All in all, nice work!

-- ShadowWolf 16:27, 20 August 2009 (UTC)
Thank you very much, Shadow and Wolfy for your critiques. One last question before I do the actual editing though: Is there any better way I can explain Jonas's outburst? One of the main purposes of this story is to show parts of his personality (in this case, sensitivity over being a fullmorph) that he'd prefer to keep hidden, and I'm not sure that came across very well. --Lloyd Brunnel 17:43, 20 August 2009 (UTC)
The most minor of changes have made major differences. However, you still have a point where you fall back to a passive voice. It took me two read-throughs to catch it this time, so it isn't something that must, absolutely, be fixed. All in all I think you've got things working better and this story captures the scene being presented perfectly.
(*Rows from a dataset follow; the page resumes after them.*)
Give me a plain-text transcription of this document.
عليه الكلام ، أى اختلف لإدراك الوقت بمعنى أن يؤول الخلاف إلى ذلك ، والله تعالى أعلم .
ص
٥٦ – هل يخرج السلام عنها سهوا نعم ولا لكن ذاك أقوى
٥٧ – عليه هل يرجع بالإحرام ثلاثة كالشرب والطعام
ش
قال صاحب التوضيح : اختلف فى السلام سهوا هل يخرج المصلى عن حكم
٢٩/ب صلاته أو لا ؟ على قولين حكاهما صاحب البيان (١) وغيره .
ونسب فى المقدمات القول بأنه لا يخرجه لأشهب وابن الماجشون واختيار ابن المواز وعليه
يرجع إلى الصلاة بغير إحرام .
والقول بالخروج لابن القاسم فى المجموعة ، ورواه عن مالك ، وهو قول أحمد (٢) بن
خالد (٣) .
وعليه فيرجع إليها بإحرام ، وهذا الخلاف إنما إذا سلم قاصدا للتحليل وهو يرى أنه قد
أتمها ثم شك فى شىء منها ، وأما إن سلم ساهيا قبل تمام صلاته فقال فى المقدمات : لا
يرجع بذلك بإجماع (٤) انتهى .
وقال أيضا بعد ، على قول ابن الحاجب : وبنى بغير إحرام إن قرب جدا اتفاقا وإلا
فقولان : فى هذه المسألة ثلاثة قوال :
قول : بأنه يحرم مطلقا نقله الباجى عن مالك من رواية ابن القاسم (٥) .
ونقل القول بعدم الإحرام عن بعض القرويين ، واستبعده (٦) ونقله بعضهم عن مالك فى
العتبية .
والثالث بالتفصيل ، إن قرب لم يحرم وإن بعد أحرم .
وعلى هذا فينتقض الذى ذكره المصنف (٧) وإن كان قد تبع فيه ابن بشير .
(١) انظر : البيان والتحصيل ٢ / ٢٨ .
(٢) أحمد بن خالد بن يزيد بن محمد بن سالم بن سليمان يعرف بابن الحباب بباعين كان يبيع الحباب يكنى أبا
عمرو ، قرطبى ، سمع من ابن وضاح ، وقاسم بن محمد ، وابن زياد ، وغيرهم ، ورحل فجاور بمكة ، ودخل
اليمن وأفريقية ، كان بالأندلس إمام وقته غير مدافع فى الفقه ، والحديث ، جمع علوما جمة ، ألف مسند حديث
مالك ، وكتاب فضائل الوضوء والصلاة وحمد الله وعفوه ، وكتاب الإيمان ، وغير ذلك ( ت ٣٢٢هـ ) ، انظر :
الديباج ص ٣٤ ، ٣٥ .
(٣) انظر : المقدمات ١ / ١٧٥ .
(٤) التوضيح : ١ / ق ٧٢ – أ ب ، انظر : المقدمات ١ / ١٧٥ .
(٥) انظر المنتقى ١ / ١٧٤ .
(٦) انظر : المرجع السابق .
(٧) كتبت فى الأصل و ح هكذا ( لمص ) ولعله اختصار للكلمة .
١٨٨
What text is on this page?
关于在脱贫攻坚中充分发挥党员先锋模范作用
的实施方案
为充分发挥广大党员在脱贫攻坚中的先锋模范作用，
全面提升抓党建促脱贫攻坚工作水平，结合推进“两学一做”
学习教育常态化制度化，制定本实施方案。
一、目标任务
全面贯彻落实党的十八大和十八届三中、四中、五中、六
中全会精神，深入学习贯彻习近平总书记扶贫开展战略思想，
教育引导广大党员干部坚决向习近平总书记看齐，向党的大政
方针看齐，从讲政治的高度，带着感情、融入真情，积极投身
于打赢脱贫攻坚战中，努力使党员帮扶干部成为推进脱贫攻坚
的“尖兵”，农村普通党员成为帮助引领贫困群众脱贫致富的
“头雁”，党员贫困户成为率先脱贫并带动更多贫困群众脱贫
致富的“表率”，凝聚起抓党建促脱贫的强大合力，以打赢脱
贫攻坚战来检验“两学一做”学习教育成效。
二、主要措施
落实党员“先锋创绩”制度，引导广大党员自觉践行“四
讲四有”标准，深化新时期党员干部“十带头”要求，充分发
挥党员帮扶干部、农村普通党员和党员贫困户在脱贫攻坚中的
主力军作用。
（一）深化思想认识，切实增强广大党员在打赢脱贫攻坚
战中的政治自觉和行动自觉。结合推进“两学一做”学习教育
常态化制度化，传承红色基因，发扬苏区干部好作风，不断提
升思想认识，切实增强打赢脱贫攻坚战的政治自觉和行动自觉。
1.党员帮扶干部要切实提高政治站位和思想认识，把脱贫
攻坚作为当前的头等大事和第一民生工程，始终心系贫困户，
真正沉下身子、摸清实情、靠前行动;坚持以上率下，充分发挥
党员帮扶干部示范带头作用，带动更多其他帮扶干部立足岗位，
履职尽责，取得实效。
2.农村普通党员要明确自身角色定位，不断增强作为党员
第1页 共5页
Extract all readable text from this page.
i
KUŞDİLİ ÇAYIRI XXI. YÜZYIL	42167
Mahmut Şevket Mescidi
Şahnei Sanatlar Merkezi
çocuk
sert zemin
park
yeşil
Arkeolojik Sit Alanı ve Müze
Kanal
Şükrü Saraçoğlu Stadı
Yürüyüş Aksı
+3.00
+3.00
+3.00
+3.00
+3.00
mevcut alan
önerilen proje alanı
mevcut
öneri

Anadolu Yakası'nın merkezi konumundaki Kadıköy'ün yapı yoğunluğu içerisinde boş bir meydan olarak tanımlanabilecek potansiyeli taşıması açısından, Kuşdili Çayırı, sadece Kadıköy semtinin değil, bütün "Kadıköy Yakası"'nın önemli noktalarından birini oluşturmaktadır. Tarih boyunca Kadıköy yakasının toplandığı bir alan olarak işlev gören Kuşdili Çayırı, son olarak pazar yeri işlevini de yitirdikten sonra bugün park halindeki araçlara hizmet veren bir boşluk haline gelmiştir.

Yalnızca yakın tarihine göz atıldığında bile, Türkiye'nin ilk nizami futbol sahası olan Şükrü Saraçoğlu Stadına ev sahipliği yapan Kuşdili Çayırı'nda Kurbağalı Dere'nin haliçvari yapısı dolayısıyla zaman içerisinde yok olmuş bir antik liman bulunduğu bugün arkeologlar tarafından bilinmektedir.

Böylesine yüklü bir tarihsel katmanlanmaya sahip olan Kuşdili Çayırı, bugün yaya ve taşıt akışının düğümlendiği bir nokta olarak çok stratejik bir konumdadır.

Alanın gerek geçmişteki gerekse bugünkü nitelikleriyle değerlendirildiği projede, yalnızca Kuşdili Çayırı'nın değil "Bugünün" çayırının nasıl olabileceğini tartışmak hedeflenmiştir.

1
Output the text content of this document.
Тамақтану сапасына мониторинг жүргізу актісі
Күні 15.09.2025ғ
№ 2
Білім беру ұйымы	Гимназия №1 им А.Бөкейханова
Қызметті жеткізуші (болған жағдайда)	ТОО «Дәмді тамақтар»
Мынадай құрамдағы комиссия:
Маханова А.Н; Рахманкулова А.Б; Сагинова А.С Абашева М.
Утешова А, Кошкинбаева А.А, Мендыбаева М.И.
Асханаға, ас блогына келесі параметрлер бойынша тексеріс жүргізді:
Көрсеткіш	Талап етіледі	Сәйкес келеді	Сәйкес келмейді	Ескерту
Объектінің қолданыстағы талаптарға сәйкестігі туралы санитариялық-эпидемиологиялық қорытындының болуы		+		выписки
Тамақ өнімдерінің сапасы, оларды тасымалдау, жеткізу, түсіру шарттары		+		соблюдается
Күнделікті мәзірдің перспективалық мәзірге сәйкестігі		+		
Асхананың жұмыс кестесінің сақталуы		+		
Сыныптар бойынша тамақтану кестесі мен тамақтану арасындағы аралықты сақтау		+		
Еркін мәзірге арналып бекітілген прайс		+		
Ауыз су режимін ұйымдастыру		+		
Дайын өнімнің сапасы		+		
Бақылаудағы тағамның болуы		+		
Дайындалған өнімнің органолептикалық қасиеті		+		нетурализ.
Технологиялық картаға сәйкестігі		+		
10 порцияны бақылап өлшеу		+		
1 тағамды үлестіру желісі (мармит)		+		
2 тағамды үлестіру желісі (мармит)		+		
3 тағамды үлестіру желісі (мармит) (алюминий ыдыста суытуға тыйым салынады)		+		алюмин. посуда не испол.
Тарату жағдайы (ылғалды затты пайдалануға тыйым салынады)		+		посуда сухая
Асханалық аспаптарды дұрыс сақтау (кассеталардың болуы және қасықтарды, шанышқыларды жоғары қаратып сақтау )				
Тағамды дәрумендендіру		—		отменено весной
Otherwise... I think the dialog is well done and very much fits with the characters and their emotions. Though it might be good if you could work on making Jimbari have a bit more of the "depressed/angry" edge. I have a very good relationship with depression and can usually spot it in others easily because of that but Jimbari doesn't seem to be all that depressed over how many people he's freaked out. Dialog is not something I am good at (Cubist rewrote much of the dialog in the stories he's edited for me and brought the right kind of feel to it because of that. I'd suggest contacting him or Bard for good help with dialog.
--ShadowWolf
I'll probably have to consult with Zach on Jimbari's dialogue, since he's his character after all, but I wrote this thinking Jimbari was the type to get demoralized rather than upset or depressed. Does that make any sense? --Lloyd Brunnel 14:18, 21 August 2009 (UTC)
Demoralized is just another way of saying "Depressed". Yes, they do differ a bit in how the people act, but lose morale for a long-enough period of time and the end-result can be the same. Here he's a lot closer to the really 'Emo' way of acting than anything and I can't see him acting all angsty like that. You should talk with Jimbari's creator, but—from personal experience—he'd be more "not feeling anything" at the start of the exchange and would probably just sit and take all of Jonas' outburst and then get up to walk away. Then he'd stop himself after a bit, turn around and start to lay into Jonas—stopping himself before he got going and losing any grasp on his emotions, breaking down and spilling his half of it.
Note that I'm speaking from my own experience with depression brought on bipolar disorder. The biggest problem with that is that the reactions might follow a pattern, but the specifics are different from person to person. For Jimbari there might be no angry outburst, but I can still see him starting to walk away.